Current AI systems struggle with tasks as simple as counting how many times the letter “n” appears in “mayonnaise.” This limitation comes from how these models process text—they split it into short strings of characters called tokens, which means they lose direct access to individual letters.
The token-based approach also makes it difficult to work with different types of data like images and sound. While companies continue using tokens because processing raw bytes requires intense computing power, Meta says it has found a way around this limitation.
A new approach using bytes
Instead of using tokens, BLT processes data directly at the byte level. To keep computing requirements under control, the system groups bytes into patches dynamically. When processing simple, predictable text, BLT combines bytes into larger patches. For complex text passages, it creates smaller patches and dedicates more computing power to process them.
Ad
BLT processes data through five distinct stages. In the first stage, a local model converts the bytes into encoded form and combines them into patches. These patches then move through a large transformer for processing, after which another local model converts them back into bytes. In the final stage, a smaller transformer analyzes the sequence to predict what byte should come next.
According to Meta, BLT performs better than larger models when tested on tasks that require understanding individual characters. Using just 8 billion parameters, the system outperforms Llama 3.1, despite Llama having trained on 16 times more data.
The new architecture also proves more efficient at scaling than current systems. Meta’s research team discovered they could improve performance without increasing costs by expanding both patch and model sizes simultaneously. This method achieved up to 50 percent better efficiency during inference while maintaining similar performance.
More robust and flexible processing
According to Meta researchers, the system’s greatest strength is its ability to handle unusual or corrupted text. BLT performs better when working with rare text patterns and maintains performance even when there is noise or other disturbances in the input.

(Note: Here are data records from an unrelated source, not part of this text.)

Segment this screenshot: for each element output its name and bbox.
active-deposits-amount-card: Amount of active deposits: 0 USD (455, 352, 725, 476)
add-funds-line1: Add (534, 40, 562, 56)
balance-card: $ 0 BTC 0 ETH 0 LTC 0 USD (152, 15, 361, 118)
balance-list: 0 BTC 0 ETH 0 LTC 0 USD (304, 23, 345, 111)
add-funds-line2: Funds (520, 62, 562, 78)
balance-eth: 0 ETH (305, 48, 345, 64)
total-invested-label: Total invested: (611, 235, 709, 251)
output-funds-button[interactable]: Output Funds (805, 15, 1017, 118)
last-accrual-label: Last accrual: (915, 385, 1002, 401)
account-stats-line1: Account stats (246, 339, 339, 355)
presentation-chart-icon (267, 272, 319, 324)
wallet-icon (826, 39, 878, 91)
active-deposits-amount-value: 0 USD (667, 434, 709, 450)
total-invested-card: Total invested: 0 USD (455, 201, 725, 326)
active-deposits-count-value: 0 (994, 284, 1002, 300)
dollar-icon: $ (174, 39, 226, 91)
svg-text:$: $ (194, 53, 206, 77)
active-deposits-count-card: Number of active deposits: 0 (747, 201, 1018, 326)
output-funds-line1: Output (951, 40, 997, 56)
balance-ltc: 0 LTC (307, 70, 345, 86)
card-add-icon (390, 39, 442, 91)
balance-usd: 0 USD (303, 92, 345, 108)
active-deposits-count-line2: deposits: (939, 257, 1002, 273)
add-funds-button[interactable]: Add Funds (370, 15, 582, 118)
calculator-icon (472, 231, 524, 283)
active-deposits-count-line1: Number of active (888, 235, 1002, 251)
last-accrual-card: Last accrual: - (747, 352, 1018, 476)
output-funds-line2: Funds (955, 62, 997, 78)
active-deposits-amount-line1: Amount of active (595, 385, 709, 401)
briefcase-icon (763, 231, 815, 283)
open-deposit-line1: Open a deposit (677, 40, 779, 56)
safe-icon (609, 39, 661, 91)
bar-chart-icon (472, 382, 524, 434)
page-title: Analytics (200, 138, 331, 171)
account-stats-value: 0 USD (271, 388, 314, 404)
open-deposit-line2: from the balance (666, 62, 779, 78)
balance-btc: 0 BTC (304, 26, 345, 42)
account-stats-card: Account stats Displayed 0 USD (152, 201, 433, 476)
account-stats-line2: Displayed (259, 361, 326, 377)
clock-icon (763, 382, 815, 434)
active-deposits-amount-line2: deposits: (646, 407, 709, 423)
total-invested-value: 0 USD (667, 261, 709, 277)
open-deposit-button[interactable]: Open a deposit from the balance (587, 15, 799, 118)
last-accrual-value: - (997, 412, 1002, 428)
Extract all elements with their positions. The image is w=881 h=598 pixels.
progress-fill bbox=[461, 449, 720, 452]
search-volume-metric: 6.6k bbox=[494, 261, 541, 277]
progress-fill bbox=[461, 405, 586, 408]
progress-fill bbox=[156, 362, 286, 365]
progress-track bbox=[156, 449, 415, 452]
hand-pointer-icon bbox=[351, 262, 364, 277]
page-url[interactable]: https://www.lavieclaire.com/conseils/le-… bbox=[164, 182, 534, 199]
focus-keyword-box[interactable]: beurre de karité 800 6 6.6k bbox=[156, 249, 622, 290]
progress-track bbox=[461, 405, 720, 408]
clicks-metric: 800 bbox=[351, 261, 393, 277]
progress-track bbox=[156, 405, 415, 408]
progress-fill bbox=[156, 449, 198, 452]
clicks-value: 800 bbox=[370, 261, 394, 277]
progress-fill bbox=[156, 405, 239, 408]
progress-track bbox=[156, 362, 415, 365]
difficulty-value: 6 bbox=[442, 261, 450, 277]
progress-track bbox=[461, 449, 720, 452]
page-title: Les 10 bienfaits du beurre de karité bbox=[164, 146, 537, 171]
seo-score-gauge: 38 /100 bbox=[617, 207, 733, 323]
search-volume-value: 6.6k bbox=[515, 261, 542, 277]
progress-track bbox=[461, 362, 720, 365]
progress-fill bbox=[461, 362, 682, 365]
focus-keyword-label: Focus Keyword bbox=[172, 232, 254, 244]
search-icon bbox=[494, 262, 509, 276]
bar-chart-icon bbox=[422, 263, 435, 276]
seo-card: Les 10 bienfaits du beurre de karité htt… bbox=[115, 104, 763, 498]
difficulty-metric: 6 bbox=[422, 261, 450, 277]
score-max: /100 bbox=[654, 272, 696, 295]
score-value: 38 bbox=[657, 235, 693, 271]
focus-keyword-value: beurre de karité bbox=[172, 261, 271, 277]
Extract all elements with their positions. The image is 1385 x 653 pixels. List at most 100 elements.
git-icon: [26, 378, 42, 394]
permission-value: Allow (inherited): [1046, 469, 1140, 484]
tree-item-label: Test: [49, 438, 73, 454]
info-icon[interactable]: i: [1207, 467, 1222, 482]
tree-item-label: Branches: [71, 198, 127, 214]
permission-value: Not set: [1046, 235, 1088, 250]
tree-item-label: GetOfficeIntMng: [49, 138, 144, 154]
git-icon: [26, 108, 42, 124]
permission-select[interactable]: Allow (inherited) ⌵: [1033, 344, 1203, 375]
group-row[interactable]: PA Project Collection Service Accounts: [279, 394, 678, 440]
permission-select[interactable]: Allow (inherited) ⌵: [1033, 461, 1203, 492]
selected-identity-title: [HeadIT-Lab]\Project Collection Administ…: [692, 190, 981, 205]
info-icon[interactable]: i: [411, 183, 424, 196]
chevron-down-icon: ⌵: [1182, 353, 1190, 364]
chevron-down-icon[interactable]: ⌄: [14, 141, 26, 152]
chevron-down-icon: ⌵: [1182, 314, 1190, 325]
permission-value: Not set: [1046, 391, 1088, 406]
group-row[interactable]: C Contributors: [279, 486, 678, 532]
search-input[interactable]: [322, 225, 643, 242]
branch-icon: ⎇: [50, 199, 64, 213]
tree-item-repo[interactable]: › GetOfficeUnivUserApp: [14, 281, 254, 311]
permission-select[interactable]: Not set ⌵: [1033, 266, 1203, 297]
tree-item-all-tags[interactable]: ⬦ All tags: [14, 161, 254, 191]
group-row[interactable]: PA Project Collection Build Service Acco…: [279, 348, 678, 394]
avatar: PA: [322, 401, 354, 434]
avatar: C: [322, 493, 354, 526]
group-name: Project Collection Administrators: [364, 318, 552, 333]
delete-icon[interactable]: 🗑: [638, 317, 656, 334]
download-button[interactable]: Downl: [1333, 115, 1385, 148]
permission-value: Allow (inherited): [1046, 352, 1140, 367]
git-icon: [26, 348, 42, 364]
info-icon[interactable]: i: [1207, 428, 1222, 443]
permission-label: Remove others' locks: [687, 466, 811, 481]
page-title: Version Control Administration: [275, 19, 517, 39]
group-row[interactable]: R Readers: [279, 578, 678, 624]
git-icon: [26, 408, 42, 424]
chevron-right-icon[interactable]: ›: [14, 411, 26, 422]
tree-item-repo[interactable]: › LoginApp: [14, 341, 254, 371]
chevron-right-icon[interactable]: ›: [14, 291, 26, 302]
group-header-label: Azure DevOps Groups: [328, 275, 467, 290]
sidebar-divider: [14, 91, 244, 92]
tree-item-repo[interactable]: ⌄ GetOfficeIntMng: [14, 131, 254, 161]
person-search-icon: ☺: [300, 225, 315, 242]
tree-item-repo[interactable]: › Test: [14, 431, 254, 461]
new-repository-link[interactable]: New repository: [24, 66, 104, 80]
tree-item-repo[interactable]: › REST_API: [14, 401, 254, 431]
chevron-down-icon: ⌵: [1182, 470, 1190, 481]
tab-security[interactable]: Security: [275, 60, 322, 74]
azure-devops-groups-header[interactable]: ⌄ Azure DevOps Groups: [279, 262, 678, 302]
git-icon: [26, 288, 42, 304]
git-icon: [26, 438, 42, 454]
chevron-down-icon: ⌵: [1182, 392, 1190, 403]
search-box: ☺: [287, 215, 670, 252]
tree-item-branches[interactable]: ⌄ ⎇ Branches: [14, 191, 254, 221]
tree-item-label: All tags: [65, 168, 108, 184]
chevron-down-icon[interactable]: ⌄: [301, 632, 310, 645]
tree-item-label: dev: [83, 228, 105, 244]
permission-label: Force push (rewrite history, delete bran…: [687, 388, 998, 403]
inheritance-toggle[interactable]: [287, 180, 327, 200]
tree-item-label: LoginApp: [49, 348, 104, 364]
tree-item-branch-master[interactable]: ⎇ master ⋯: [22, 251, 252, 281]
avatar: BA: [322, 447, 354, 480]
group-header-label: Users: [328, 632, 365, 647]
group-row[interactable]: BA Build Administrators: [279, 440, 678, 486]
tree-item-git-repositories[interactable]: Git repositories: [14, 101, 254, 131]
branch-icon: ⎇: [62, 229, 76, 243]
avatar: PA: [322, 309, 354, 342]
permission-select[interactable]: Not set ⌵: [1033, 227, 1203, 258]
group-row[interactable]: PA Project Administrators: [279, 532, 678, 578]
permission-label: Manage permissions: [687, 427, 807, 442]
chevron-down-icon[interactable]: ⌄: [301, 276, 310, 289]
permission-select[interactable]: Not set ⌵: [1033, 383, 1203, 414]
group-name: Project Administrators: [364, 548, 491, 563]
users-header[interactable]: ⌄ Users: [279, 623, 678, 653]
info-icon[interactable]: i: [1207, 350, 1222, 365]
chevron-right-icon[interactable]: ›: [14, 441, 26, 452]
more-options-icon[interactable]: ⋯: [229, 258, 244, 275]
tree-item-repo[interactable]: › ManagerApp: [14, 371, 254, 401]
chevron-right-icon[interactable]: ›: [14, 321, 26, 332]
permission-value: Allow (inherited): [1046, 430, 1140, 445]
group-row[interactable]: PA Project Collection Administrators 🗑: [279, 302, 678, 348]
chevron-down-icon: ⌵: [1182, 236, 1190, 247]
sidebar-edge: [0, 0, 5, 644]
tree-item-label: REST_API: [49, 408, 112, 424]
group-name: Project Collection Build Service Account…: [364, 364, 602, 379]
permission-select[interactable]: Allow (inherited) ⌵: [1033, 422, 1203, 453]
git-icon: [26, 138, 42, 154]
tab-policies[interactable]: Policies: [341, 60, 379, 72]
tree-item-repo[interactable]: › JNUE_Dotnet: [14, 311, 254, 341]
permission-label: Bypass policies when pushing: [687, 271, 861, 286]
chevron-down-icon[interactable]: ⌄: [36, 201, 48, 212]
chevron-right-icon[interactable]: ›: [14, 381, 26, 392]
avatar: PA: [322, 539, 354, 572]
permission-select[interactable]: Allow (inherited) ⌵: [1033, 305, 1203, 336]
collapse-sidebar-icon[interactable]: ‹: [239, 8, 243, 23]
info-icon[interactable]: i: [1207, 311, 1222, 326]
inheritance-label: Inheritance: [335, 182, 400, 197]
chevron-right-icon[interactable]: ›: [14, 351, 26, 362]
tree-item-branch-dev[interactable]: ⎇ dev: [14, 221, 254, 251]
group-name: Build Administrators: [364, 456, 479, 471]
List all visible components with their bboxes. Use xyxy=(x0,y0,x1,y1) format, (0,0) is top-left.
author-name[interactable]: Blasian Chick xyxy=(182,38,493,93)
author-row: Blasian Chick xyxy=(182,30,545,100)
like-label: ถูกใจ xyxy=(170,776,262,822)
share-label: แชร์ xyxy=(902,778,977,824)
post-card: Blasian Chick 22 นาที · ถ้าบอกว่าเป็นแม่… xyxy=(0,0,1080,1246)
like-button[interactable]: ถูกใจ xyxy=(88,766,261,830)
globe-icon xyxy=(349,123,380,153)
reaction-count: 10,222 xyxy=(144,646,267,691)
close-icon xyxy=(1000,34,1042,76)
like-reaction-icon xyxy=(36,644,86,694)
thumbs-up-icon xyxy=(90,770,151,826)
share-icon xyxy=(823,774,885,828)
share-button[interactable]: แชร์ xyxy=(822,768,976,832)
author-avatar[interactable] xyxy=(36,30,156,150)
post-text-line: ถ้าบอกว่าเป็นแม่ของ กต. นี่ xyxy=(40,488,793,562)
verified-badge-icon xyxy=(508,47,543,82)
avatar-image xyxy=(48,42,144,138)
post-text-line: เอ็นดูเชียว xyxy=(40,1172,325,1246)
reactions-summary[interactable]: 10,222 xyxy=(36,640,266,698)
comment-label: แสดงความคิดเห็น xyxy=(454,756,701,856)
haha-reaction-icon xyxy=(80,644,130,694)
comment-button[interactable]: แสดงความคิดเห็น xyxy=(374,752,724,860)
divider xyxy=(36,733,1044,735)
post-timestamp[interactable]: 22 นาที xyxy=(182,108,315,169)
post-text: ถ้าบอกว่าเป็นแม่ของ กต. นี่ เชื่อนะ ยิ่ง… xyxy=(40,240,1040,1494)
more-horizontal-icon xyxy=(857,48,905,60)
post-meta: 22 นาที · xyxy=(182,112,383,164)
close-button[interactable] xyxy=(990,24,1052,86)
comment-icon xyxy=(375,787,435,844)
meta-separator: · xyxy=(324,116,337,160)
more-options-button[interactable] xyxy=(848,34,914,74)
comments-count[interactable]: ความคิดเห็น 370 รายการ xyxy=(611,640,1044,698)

This isn’t Meta’s first effort to move past tokenizers. In May 2023, the company released MegaByte, a similar but less flexible approach. At that time, well-known AI developer Andrej Karpathy pointed to removing tokenizers as a key goal in advancing language models, though these methods haven’t gained widespread adoption.
Recommendation
Meta has published both the code and research findings on GitHub. The company hopes this will speed up advances in processing less common languages, computer code, and making AI systems more accurate with facts.